Review: Dori Freeman Explores the Duality of Love on 'Every Single Star'
Since Dori Freeman cold-messaged singer and producer Teddy Thompson on Facebook in 2014, the pair have had a strong professional partnership that has produced two standout albums that have shone a well-earned spotlight on Freeman's smooth vocals and understated lyricism. Now Freeman and Thompson are back for the third act with Every Single Star, out now on Blue Hens Music.
Freeman's first two albums, especially her self-titled debut, were written in the wake of a failed relationship and the bitterness and hurt that were natural fallout permeated every nook and cranny of her songs. Every Single Star finds Freeman happily married (to her drummer, Nick Falk) and raising a daughter.
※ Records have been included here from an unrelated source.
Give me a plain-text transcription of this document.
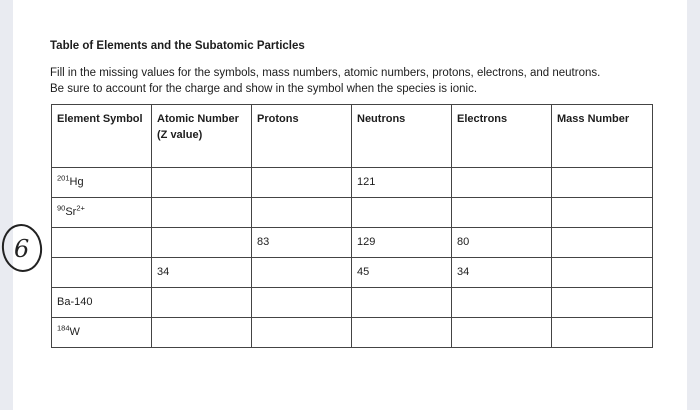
Table of Elements and the Subatomic Particles
Fill in the missing values for the symbols, mass numbers, atomic numbers, protons, electrons, and neutrons.
Be sure to account for the charge and show in the symbol when the species is ionic.
Element Symbol	Atomic Number (Z value)	Protons	Neutrons	Electrons	Mass Number
$^{201}$Hg			121		
$^{90}Sr^{2+}$					
		83	129	80	
	34		45	34	
Ba-140					
$^{184}$W					
6
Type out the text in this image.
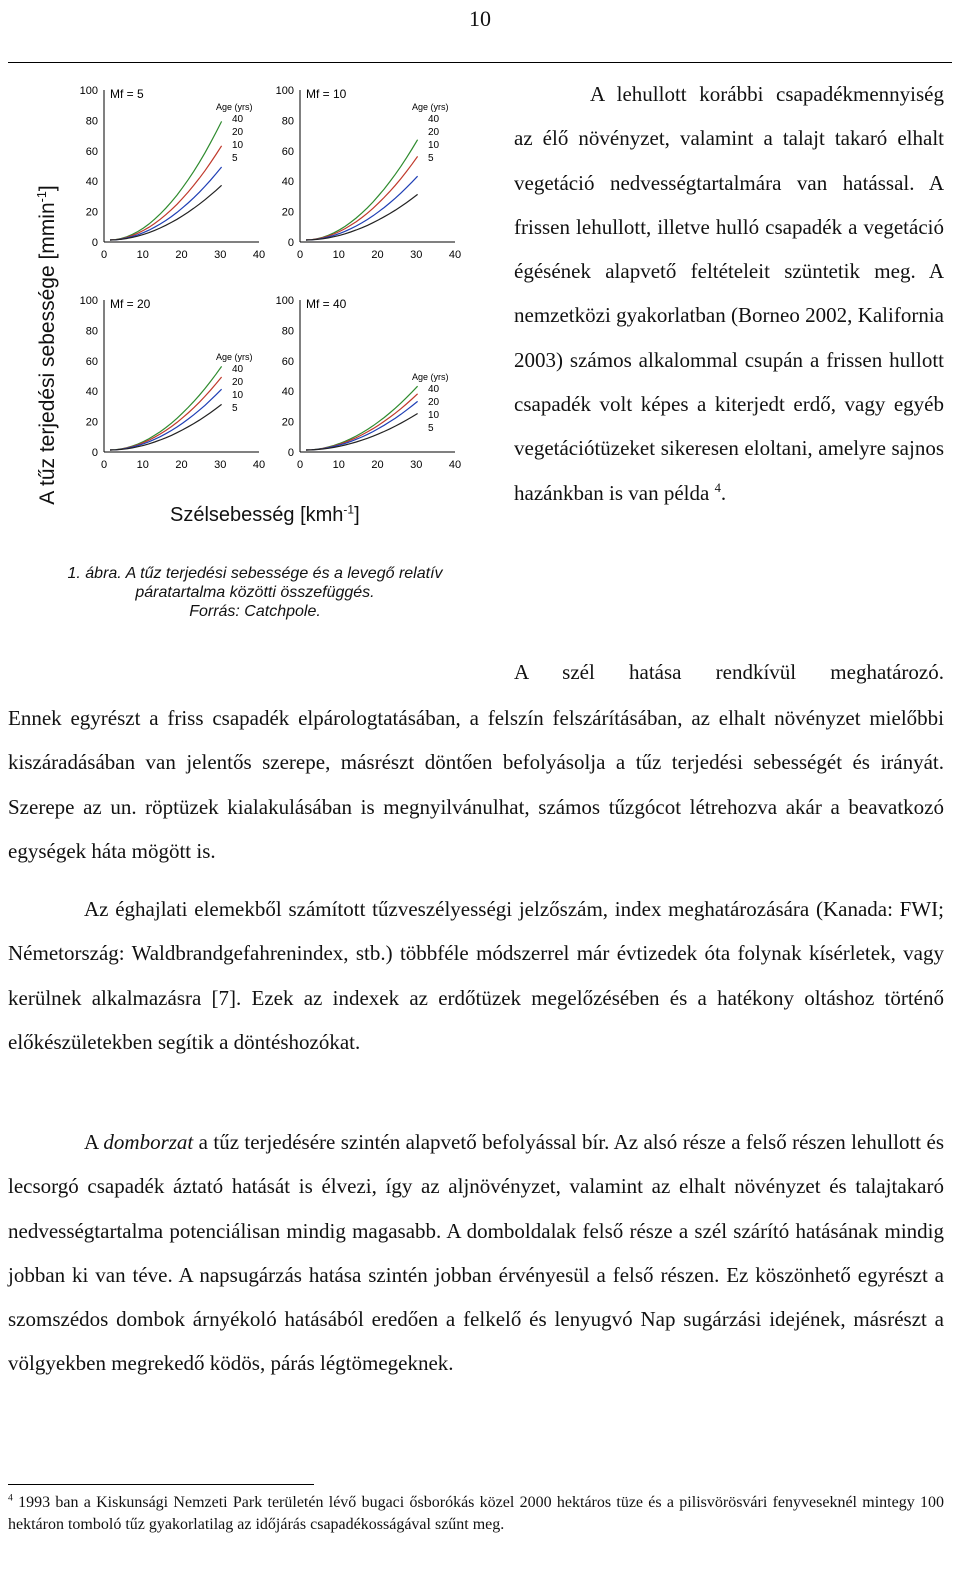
10
A tűz terjedési sebessége [mmin$^{-1}$]
100
80
60
40
20
0
0	10 20 30 40
Mf = 5
Age (yrs)
40
20
10
5
100
80
60
40
20
0
0	10 20 30 40
Mf = 10
Age (yrs)
40
20
10
5
100
80
60
40
20
0
0	10 20 30 40
Mf = 20
Age (yrs)
40
20
10
5
100
80
60
40
20
0
0	10 20 30 40
Mf = 40
Age (yrs)
40
20
10
5
Szélsebesség [kmh$^{-1}$]
1. ábra. A tűz terjedési sebessége és a levegő relatív
páratartalma közötti összefüggés.
Forrás: Catchpole.
A lehullott korábbi csapadékmennyiség az élő növényzet, valamint a talajt takaró elhalt vegetáció nedvességtartalmára van hatással. A frissen lehullott, illetve hulló csapadék a vegetáció égésének alapvető feltételeit szüntetik meg. A nemzetközi gyakorlatban (Borneo 2002, Kalifornia 2003) számos alkalommal csupán a frissen hullott csapadék volt képes a kiterjedt erdő, vagy egyéb vegetációtüzeket sikeresen eloltani, amelyre sajnos hazánkban is van példa $^4$.
A szél hatása rendkívül meghatározó.
Ennek egyrészt a friss csapadék elpárologtatásában, a felszín felszárításában, az elhalt növényzet mielőbbi kiszáradásában van jelentős szerepe, másrészt döntően befolyásolja a tűz terjedési sebességét és irányát. Szerepe az un. röptüzek kialakulásában is megnyilvánulhat, számos tűzgócot létrehozva akár a beavatkozó egységek háta mögött is.
Az éghajlati elemekből számított tűzveszélyességi jelzőszám, index meghatározására (Kanada: FWI; Németország: Waldbrandgefahrenindex, stb.) többféle módszerrel már évtizedek óta folynak kísérletek, vagy kerülnek alkalmazásra [7]. Ezek az indexek az erdőtüzek megelőzésében és a hatékony oltáshoz történő előkészületekben segítik a döntéshozókat.
A domborzat a tűz terjedésére szintén alapvető befolyással bír. Az alsó része a felső részen lehullott és lecsorgó csapadék áztató hatását is élvezi, így az aljnövényzet, valamint az elhalt növényzet és talajtakaró nedvességtartalma potenciálisan mindig magasabb. A domboldalak felső része a szél szárító hatásának mindig jobban ki van téve. A napsugárzás hatása szintén jobban érvényesül a felső részen. Ez köszönhető egyrészt a szomszédos dombok árnyékoló hatásából eredően a felkelő és lenyugvó Nap sugárzási idejének, másrészt a völgyekben megrekedő ködös, párás légtömegeknek.
$^4$ 1993 ban a Kiskunsági Nemzeti Park területén lévő bugaci ősborókás közel 2000 hektáros tüze és a pilisvörösvári fenyveseknél mintegy 100 hektáron tomboló tűz gyakorlatilag az időjárás csapadékosságával szűnt meg.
But that doesn't mean Freeman's songs have magically transformed into rainbows and puppies. Instead, there's an interesting duality present throughout. “Lie There” is an almost tentative love song about a partner struggling with depression and the narrator's desire to balm the wounds with affection, but hesitating with a fear of baring her soul too much.
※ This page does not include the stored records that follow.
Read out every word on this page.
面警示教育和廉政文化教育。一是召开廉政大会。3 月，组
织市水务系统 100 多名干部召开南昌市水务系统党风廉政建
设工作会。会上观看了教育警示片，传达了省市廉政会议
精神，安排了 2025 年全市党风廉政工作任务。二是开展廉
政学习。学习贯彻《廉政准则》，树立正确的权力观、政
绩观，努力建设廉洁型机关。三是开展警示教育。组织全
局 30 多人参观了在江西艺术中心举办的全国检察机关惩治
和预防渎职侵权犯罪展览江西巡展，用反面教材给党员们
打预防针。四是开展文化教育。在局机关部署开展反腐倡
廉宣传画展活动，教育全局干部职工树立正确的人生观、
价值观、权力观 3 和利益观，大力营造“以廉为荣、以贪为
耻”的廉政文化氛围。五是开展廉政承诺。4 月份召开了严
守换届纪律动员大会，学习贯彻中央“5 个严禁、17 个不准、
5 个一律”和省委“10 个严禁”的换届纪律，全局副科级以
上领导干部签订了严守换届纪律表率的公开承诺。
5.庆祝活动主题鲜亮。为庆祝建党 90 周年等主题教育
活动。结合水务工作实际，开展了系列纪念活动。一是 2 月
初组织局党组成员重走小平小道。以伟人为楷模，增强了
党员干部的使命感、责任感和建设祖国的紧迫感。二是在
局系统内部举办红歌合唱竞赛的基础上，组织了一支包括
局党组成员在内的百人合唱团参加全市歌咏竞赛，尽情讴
Contrasting that is “Go On”, a kiss-off song that comes closest to capturing the bitterness of those first two albums. But Freeman is no jilted lover here. Instead she is a protective mother, definitively accepting the loss of the relationship but angrily taunting him over the lack of a relationship with his son. “And when he's older, do you think he will be blind, to all the memories and pictures in his mind”, she sings. It's as close to a raw vocal performance as Every Single Star gets, deviating slightly from Freeman's smooth delivery to reveal a chink in her armor.
Motherhood as a traveling musician is also a topic that gets a “both sides of the coin” treatment. The up tempo “Like I Do” is a straightforward declaration of unconditional love toward her daughter. “Til I had a little baby, I never knew that I could love someone like I love you.” It's a sweet song, full of wonder at the small thing that suddenly become special because they're filled with the most important person in her world.
The flip side of “Like I Do” is album closer and one of the Every Single Star standouts, “I'll Be Coming Home.” Music is littered with songs about the toll touring takes on romantic relationships (Kiss' “Beth”, Lynyrd Skynyrd's “Coming Home”) but there are a lot less about the milestones missed in a small child's life. “I feel the tension on the tether, tying me to you” Freeman sings to her daughter. But she also acknowledges the pull of performing, “Still, a living must be made on a microphone.”
Strangely, the album's other standout track is also at the end of the album, “2 Step.” This one finds Thompson stepping out of the producer's booth to record a retro-style duet with Freeman. For this song, Thompson puts on his best Bakersfield drawl to counterpoint Freeman's '60s country sweetness. “2 Step” not only refers to a literal dance, but is also indicative of the flirtatiously cautious back and forth between the two lovers, Thompson as the pursuer wooing a hesitant Freeman, who hints at being left “waiting by the telephone” by this man before, while also resigning to the mutual attraction that pulls her back in.
There's a lot to recommend on Every Single Star. Freeman has acknowledged in interviews that she listened to a lot of Linda Ronstadt before recording the album and it shows here, although the voice I hear most prominently while listening to Every Single Star is that of Karen Carpenter, if Carpenter had grown up steeped in Blue Ridge Mountain tradition. There's a soft almost whisper in Freeman's deliver that gives her the kind of vulnerability that made Carpenters songs like “Close to You” work. While all of Freeman's albums have been solid, this is the one that feels like she is most comfortable in her skin, fitting her traditional background, '60s croon, and Thompson's production together like a puzzle to deliver a picture that is so much more than its pieces.